Mariette Amouva pose une succession de questions à Diabagate De Kolia : « Et pourquoi le serait-elle ? Parce que les « autres » le disent ? Auraient-ils réussi à t'en convaincre au point où tu t'interroges et interroge ? Soyons sensés ».
Diabagate De Kolia se justifie en lui donnant des explications : « Rassure-toi je ne suis pas fou. Mais quand je regarde beaucoup de choses je me pose aussi la question ».
Ahmed Cheik Kone est formel : « Aucune race n'est maudite. La malédiction est liée aux actes que nous posons. Elle n'est pas là (la malédiction) a priori
Diabagate De Kolia ne désarme pas et demande toujours à savoir : « Pourquoi alors ? ».
Ahmed Cheik Kone ressent l’obligation de donner des explications précises pour amener son interlocuteur à comprendre bien facilement que les Noirs ne sont pas maudits : « L’arabe n'est pas supérieur au non arabe etc.... Le meilleur d'entre vous sont les pieux.

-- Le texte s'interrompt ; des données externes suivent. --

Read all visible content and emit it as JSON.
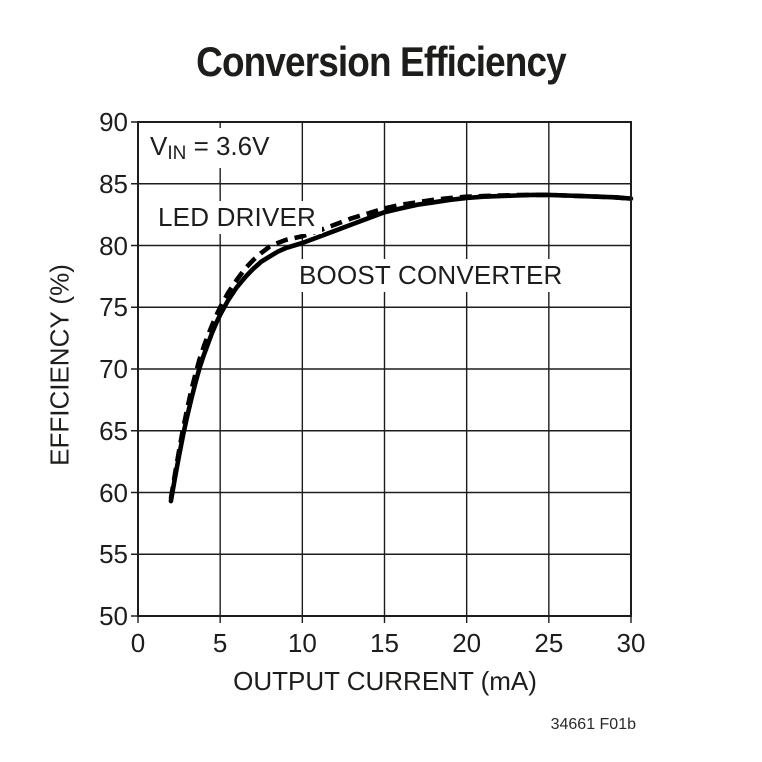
{
  "title": "Conversion Efficiency",
  "footer": "34661 F01b",
  "annotation": {
    "v": "V",
    "sub": "IN",
    "rest": " = 3.6V",
    "text": "VIN = 3.6V"
  },
  "colors": {
    "ink": "#1d1d1b",
    "grid": "#1d1d1b",
    "curve": "#000000",
    "background": "#ffffff"
  },
  "chart_data": {
    "type": "line",
    "title": "Conversion Efficiency",
    "xlabel": "OUTPUT CURRENT (mA)",
    "ylabel": "EFFICIENCY (%)",
    "xlim": [
      0,
      30
    ],
    "ylim": [
      50,
      90
    ],
    "x_ticks": [
      0,
      5,
      10,
      15,
      20,
      25,
      30
    ],
    "y_ticks": [
      90,
      85,
      80,
      75,
      70,
      65,
      60,
      55,
      50
    ],
    "grid": true,
    "legend_position": "inline-labels",
    "annotation": "VIN = 3.6V",
    "series": [
      {
        "name": "BOOST CONVERTER",
        "style": "solid",
        "points": [
          [
            2,
            59.3
          ],
          [
            2.25,
            61.2
          ],
          [
            2.5,
            63.0
          ],
          [
            2.75,
            64.7
          ],
          [
            3,
            66.2
          ],
          [
            3.25,
            67.6
          ],
          [
            3.5,
            68.9
          ],
          [
            3.75,
            70.1
          ],
          [
            4,
            71.1
          ],
          [
            4.25,
            72.0
          ],
          [
            4.5,
            72.9
          ],
          [
            4.75,
            73.7
          ],
          [
            5,
            74.4
          ],
          [
            5.5,
            75.6
          ],
          [
            6,
            76.6
          ],
          [
            6.5,
            77.4
          ],
          [
            7,
            78.1
          ],
          [
            7.5,
            78.7
          ],
          [
            8,
            79.1
          ],
          [
            8.5,
            79.5
          ],
          [
            9,
            79.8
          ],
          [
            9.5,
            80.0
          ],
          [
            10,
            80.2
          ],
          [
            11,
            80.7
          ],
          [
            12,
            81.2
          ],
          [
            13,
            81.7
          ],
          [
            14,
            82.2
          ],
          [
            15,
            82.7
          ],
          [
            16,
            83.0
          ],
          [
            17,
            83.3
          ],
          [
            18,
            83.5
          ],
          [
            19,
            83.7
          ],
          [
            20,
            83.85
          ],
          [
            21,
            83.95
          ],
          [
            22,
            84.0
          ],
          [
            23,
            84.05
          ],
          [
            24,
            84.1
          ],
          [
            25,
            84.1
          ],
          [
            26,
            84.05
          ],
          [
            27,
            84.0
          ],
          [
            28,
            83.95
          ],
          [
            29,
            83.9
          ],
          [
            30,
            83.8
          ]
        ]
      },
      {
        "name": "LED DRIVER",
        "style": "dashed",
        "points": [
          [
            2,
            59.5
          ],
          [
            2.25,
            61.5
          ],
          [
            2.5,
            63.4
          ],
          [
            2.75,
            65.2
          ],
          [
            3,
            66.8
          ],
          [
            3.25,
            68.3
          ],
          [
            3.5,
            69.6
          ],
          [
            3.75,
            70.8
          ],
          [
            4,
            71.8
          ],
          [
            4.25,
            72.7
          ],
          [
            4.5,
            73.5
          ],
          [
            4.75,
            74.3
          ],
          [
            5,
            75.0
          ],
          [
            5.5,
            76.2
          ],
          [
            6,
            77.2
          ],
          [
            6.5,
            78.1
          ],
          [
            7,
            78.8
          ],
          [
            7.5,
            79.4
          ],
          [
            8,
            79.9
          ],
          [
            8.5,
            80.2
          ],
          [
            9,
            80.45
          ],
          [
            9.5,
            80.6
          ],
          [
            10,
            80.75
          ],
          [
            11,
            81.2
          ],
          [
            12,
            81.7
          ],
          [
            13,
            82.2
          ],
          [
            14,
            82.6
          ],
          [
            15,
            83.0
          ],
          [
            16,
            83.3
          ],
          [
            17,
            83.5
          ],
          [
            18,
            83.7
          ],
          [
            19,
            83.85
          ],
          [
            20,
            83.95
          ],
          [
            21,
            84.0
          ],
          [
            22,
            84.05
          ],
          [
            23,
            84.08
          ],
          [
            24,
            84.1
          ],
          [
            25,
            84.1
          ],
          [
            26,
            84.05
          ],
          [
            27,
            84.0
          ],
          [
            28,
            83.95
          ],
          [
            29,
            83.9
          ],
          [
            30,
            83.8
          ]
        ]
      }
    ]
  }
}
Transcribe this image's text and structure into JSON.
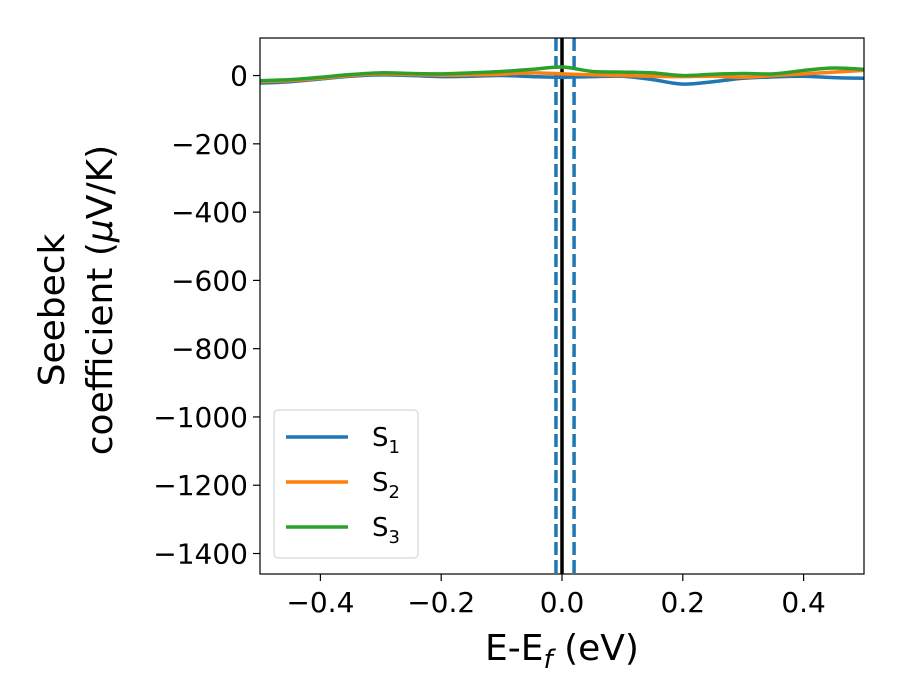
{
  "chart_data": {
    "type": "line",
    "xlabel": {
      "main": "E-E",
      "sub": "f",
      "unit": " (eV)"
    },
    "ylabel": {
      "line1": "Seebeck",
      "line2_prefix": "coefficient  (",
      "mu": "μ",
      "line2_suffix": "V/K)"
    },
    "xlim": [
      -0.5,
      0.5
    ],
    "ylim": [
      -1460,
      110
    ],
    "xticks": [
      -0.4,
      -0.2,
      0.0,
      0.2,
      0.4
    ],
    "xtick_labels": [
      "−0.4",
      "−0.2",
      "0.0",
      "0.2",
      "0.4"
    ],
    "yticks": [
      0,
      -200,
      -400,
      -600,
      -800,
      -1000,
      -1200,
      -1400
    ],
    "ytick_labels": [
      "0",
      "−200",
      "−400",
      "−600",
      "−800",
      "−1000",
      "−1200",
      "−1400"
    ],
    "legend_position": "lower-left",
    "vlines": [
      {
        "x": 0.0,
        "color": "#000000",
        "style": "solid"
      },
      {
        "x": -0.01,
        "color": "#1f77b4",
        "style": "dashed"
      },
      {
        "x": 0.02,
        "color": "#1f77b4",
        "style": "dashed"
      }
    ],
    "series": [
      {
        "name": "S",
        "sub": "1",
        "color": "#1f77b4",
        "x": [
          -0.5,
          -0.45,
          -0.4,
          -0.35,
          -0.3,
          -0.25,
          -0.2,
          -0.15,
          -0.1,
          -0.05,
          0.0,
          0.05,
          0.1,
          0.15,
          0.2,
          0.25,
          0.3,
          0.35,
          0.4,
          0.45,
          0.5
        ],
        "y": [
          -22,
          -18,
          -10,
          -2,
          2,
          0,
          -3,
          -2,
          0,
          -3,
          -5,
          -3,
          -2,
          -12,
          -25,
          -18,
          -8,
          -4,
          -2,
          -6,
          -8
        ]
      },
      {
        "name": "S",
        "sub": "2",
        "color": "#ff7f0e",
        "x": [
          -0.5,
          -0.45,
          -0.4,
          -0.35,
          -0.3,
          -0.25,
          -0.2,
          -0.15,
          -0.1,
          -0.05,
          0.0,
          0.05,
          0.1,
          0.15,
          0.2,
          0.25,
          0.3,
          0.35,
          0.4,
          0.45,
          0.5
        ],
        "y": [
          -18,
          -15,
          -8,
          0,
          5,
          3,
          1,
          2,
          4,
          8,
          5,
          2,
          0,
          -2,
          -3,
          -2,
          -5,
          0,
          5,
          10,
          15
        ]
      },
      {
        "name": "S",
        "sub": "3",
        "color": "#2ca02c",
        "x": [
          -0.5,
          -0.45,
          -0.4,
          -0.35,
          -0.3,
          -0.25,
          -0.2,
          -0.15,
          -0.1,
          -0.05,
          0.0,
          0.05,
          0.1,
          0.15,
          0.2,
          0.25,
          0.3,
          0.35,
          0.4,
          0.45,
          0.5
        ],
        "y": [
          -15,
          -12,
          -5,
          3,
          8,
          6,
          5,
          8,
          12,
          18,
          25,
          12,
          10,
          8,
          0,
          4,
          6,
          5,
          15,
          22,
          18
        ]
      }
    ]
  }
}
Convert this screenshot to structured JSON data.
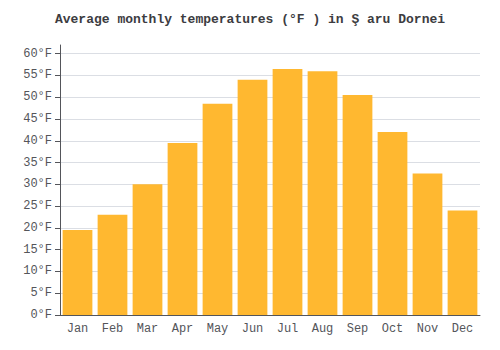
{
  "chart_data": {
    "type": "bar",
    "title": "Average monthly temperatures (°F ) in Ş aru Dornei",
    "categories": [
      "Jan",
      "Feb",
      "Mar",
      "Apr",
      "May",
      "Jun",
      "Jul",
      "Aug",
      "Sep",
      "Oct",
      "Nov",
      "Dec"
    ],
    "values": [
      19.5,
      23,
      30,
      39.5,
      48.5,
      54,
      56.5,
      56,
      50.5,
      42,
      32.5,
      24
    ],
    "color": "#FFB830",
    "ylim": [
      0,
      62
    ],
    "yticks": [
      {
        "value": 0,
        "label": "0°F"
      },
      {
        "value": 5,
        "label": "5°F"
      },
      {
        "value": 10,
        "label": "10°F"
      },
      {
        "value": 15,
        "label": "15°F"
      },
      {
        "value": 20,
        "label": "20°F"
      },
      {
        "value": 25,
        "label": "25°F"
      },
      {
        "value": 30,
        "label": "30°F"
      },
      {
        "value": 35,
        "label": "35°F"
      },
      {
        "value": 40,
        "label": "40°F"
      },
      {
        "value": 45,
        "label": "45°F"
      },
      {
        "value": 50,
        "label": "50°F"
      },
      {
        "value": 55,
        "label": "55°F"
      },
      {
        "value": 60,
        "label": "60°F"
      }
    ],
    "grid": true
  }
}
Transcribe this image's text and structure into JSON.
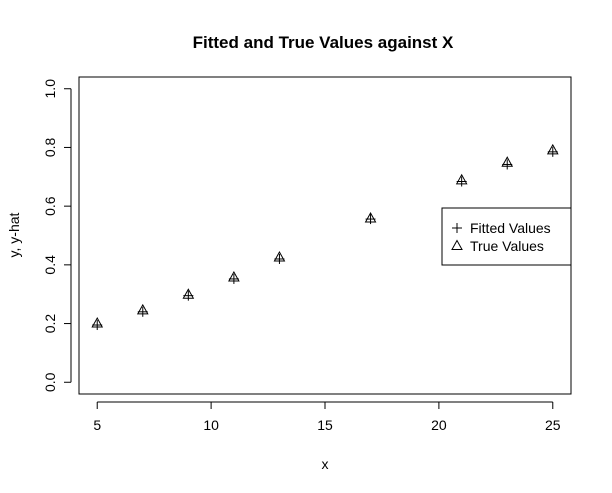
{
  "chart_data": {
    "type": "scatter",
    "title": "Fitted and True Values against X",
    "xlabel": "x",
    "ylabel": "y, y-hat",
    "xlim": [
      4.2,
      25.8
    ],
    "ylim": [
      -0.04,
      1.04
    ],
    "x_ticks": [
      5,
      10,
      15,
      20,
      25
    ],
    "y_ticks": [
      0.0,
      0.2,
      0.4,
      0.6,
      0.8,
      1.0
    ],
    "x_tick_labels": [
      "5",
      "10",
      "15",
      "20",
      "25"
    ],
    "y_tick_labels": [
      "0.0",
      "0.2",
      "0.4",
      "0.6",
      "0.8",
      "1.0"
    ],
    "grid": false,
    "legend_position": "right",
    "x": [
      5,
      7,
      9,
      11,
      13,
      17,
      21,
      23,
      25
    ],
    "series": [
      {
        "name": "Fitted Values",
        "marker": "plus",
        "values": [
          0.195,
          0.24,
          0.295,
          0.352,
          0.42,
          0.556,
          0.684,
          0.742,
          0.785
        ]
      },
      {
        "name": "True Values",
        "marker": "triangle",
        "values": [
          0.2,
          0.245,
          0.298,
          0.357,
          0.425,
          0.558,
          0.688,
          0.748,
          0.79
        ]
      }
    ],
    "colors": {
      "marks": "#000000",
      "frame": "#000000",
      "background": "#ffffff"
    }
  }
}
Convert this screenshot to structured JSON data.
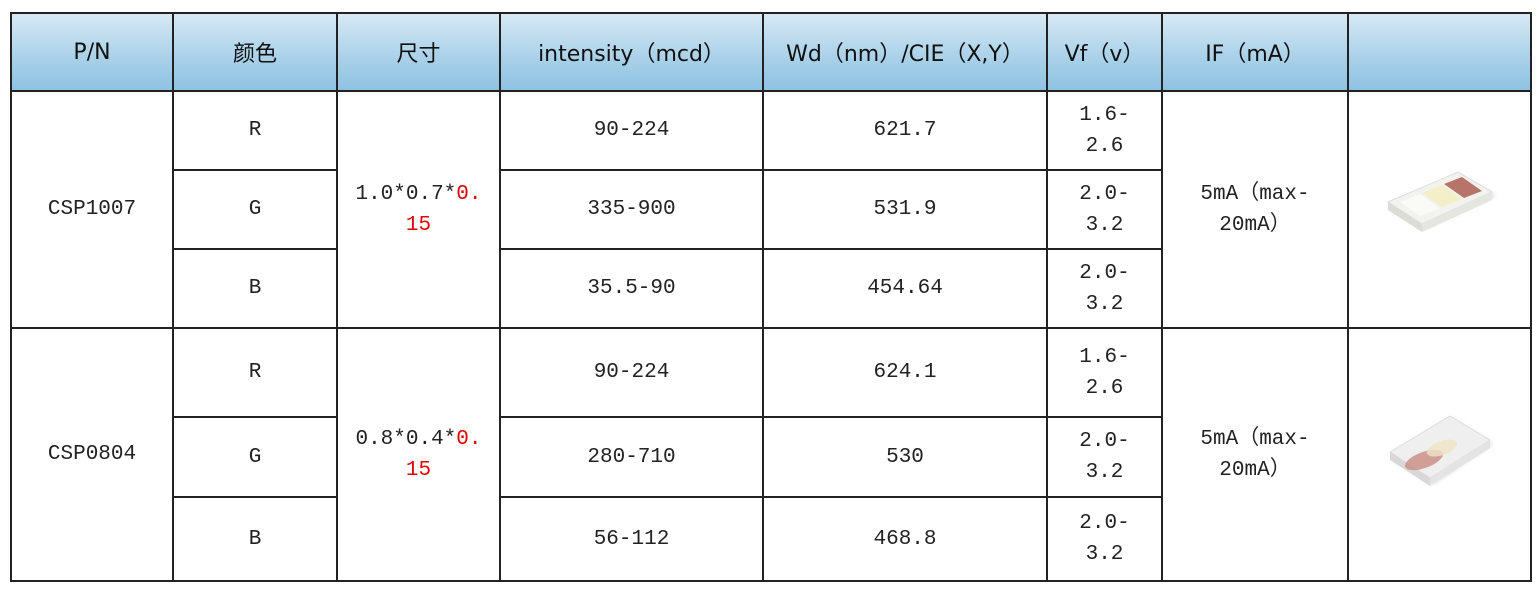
{
  "table": {
    "header": [
      "P/N",
      "颜色",
      "尺寸",
      "intensity（mcd）",
      "Wd（nm）/CIE（X,Y）",
      "Vf（v）",
      "IF（mA）"
    ],
    "groups": [
      {
        "pn": "CSP1007",
        "size": [
          "1.0*0.7*",
          "0.15"
        ],
        "current": "5mA（max-20mA）",
        "rows": [
          {
            "color": "R",
            "intensity": "90-224",
            "wd": "621.7",
            "vf": "1.6-2.6"
          },
          {
            "color": "G",
            "intensity": "335-900",
            "wd": "531.9",
            "vf": "2.0-3.2"
          },
          {
            "color": "B",
            "intensity": "35.5-90",
            "wd": "454.64",
            "vf": "2.0-3.2"
          }
        ]
      },
      {
        "pn": "CSP0804",
        "size": [
          "0.8*0.4*",
          "0.15"
        ],
        "current": "5mA（max-20mA）",
        "rows": [
          {
            "color": "R",
            "intensity": "90-224",
            "wd": "624.1",
            "vf": "1.6-2.6"
          },
          {
            "color": "G",
            "intensity": "280-710",
            "wd": "530",
            "vf": "2.0-3.2"
          },
          {
            "color": "B",
            "intensity": "56-112",
            "wd": "468.8",
            "vf": "2.0-3.2"
          }
        ]
      }
    ]
  }
}
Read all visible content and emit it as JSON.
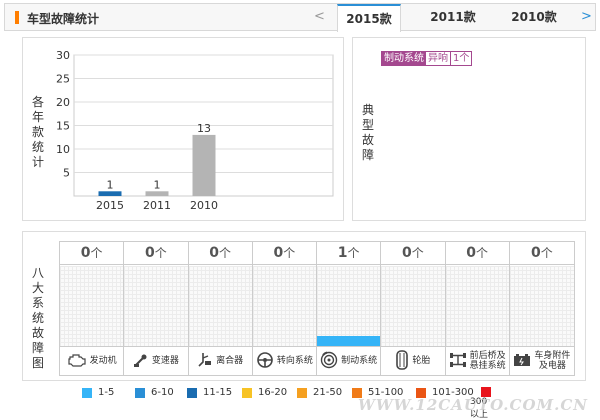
{
  "header": {
    "title": "车型故障统计",
    "prev_arrow": "<",
    "next_arrow": ">",
    "tabs": [
      {
        "label": "2015款",
        "active": true
      },
      {
        "label": "2011款",
        "active": false
      },
      {
        "label": "2010款",
        "active": false
      }
    ]
  },
  "yearly_panel": {
    "label": "各年款统计"
  },
  "typical_panel": {
    "label": "典型故障",
    "fault": {
      "system": "制动系统",
      "type": "异响",
      "count": "1个"
    }
  },
  "systems_panel": {
    "label": "八大系统故障图",
    "unit": "个",
    "systems": [
      {
        "name": "发动机",
        "count": "0",
        "icon": "engine-icon"
      },
      {
        "name": "变速器",
        "count": "0",
        "icon": "gearbox-icon"
      },
      {
        "name": "离合器",
        "count": "0",
        "icon": "clutch-icon"
      },
      {
        "name": "转向系统",
        "count": "0",
        "icon": "steering-wheel-icon"
      },
      {
        "name": "制动系统",
        "count": "1",
        "icon": "brake-disc-icon",
        "level": 0.12
      },
      {
        "name": "轮胎",
        "count": "0",
        "icon": "tire-icon"
      },
      {
        "name": "前后桥及悬挂系统",
        "count": "0",
        "icon": "axle-icon"
      },
      {
        "name": "车身附件及电器",
        "count": "0",
        "icon": "battery-icon"
      }
    ]
  },
  "legend": [
    {
      "label": "1-5",
      "color": "#35b4f7"
    },
    {
      "label": "6-10",
      "color": "#2a8fd6"
    },
    {
      "label": "11-15",
      "color": "#1a6cb0"
    },
    {
      "label": "16-20",
      "color": "#f7c325"
    },
    {
      "label": "21-50",
      "color": "#f5a020"
    },
    {
      "label": "51-100",
      "color": "#f07b18"
    },
    {
      "label": "101-300",
      "color": "#ea5514"
    },
    {
      "label": "300以上",
      "color": "#e8141c"
    }
  ],
  "watermark": "WWW.12CAUTO.COM.CN",
  "chart_data": {
    "type": "bar",
    "categories": [
      "2015",
      "2011",
      "2010"
    ],
    "values": [
      1,
      1,
      13
    ],
    "bar_colors": [
      "#1a6cb0",
      "#b4b4b4",
      "#b4b4b4"
    ],
    "ylim": [
      0,
      30
    ],
    "yticks": [
      5,
      10,
      15,
      20,
      25,
      30
    ],
    "grid": true
  }
}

Maintenant par rapport à quel référentiel tu poses ton interrogation. Voilà à mon humble avis l'aspect crucial ».
Diabagate De Kolia n'est pas du tout satisfait. Dans sa tête la liste des fléaux qui frappent l’Afrique ou les Noirs est bien longue : Nous manquons de tout. Jalousie, paludisme etc. Une épreuve généralisée ».
Ahmed Cheik Kone met un terme à ce tic au tac entre eux : « Je comprends grand frère, mais si tu vois bien au pays des blancs, ils manquent aussi de beaucoup de choses. On manque tous de certaines choses ou disons-le en fonction de notre zone géographique, on a des choses qui nous échappent. Certes, ta question a son intérêt à partir du moment où la nuance entre l'épreuve et la malédiction est très fine à percevoir. Saches que l’arabe n'est pas supérieur au non Arabe etc.... maintenant par rapport à quel référentiel tu poses ton interrogation ».
Toure Minkhady De Koila ne fait pas de la littérature longue. Il dit justement : « Non ! ».
Mouss-Kader Diamandé pense aussi comme Forgeron Massatchê Traore que la question de Diabagate De Kolia est : « Violente, mais question quand même ? Et pourquoi cette interrogation, Diabagate De Koila ? ».
Diabagate De Koila lui répond : « Pour arrêter de méditer dessus ».
Mouss-Kader Diamandé : « Cela te tracasse à ce point ?
Diabagate De Kolia lui répond sincèrement par une litanie de termes connotés :« Beaucoup même : Esclavage, colonisation, néocolonialisme, pseudo-indépendance, paludisme, illettrisme, courte espérance de vie, jalousie, dépendance, acculturation, dépigmentation, suivisme mouton etc ».
Adingra Oscar se tourne lui aussi vers Diagabate De Kolia en lui apportant son soutien : « Je pense bien grand frère car la couleur Noire est signe de malheur en Afrique ».
Allassane Diarrassouba refuse en apportant des éléments de réponse sous forme d’une conclusion à ce débat : « Je dirai non ! L’Afrique doit se penser elle-même. Il lui est possible de s’assumer et assurer son développement. Yes we can ! Optimisme ! ».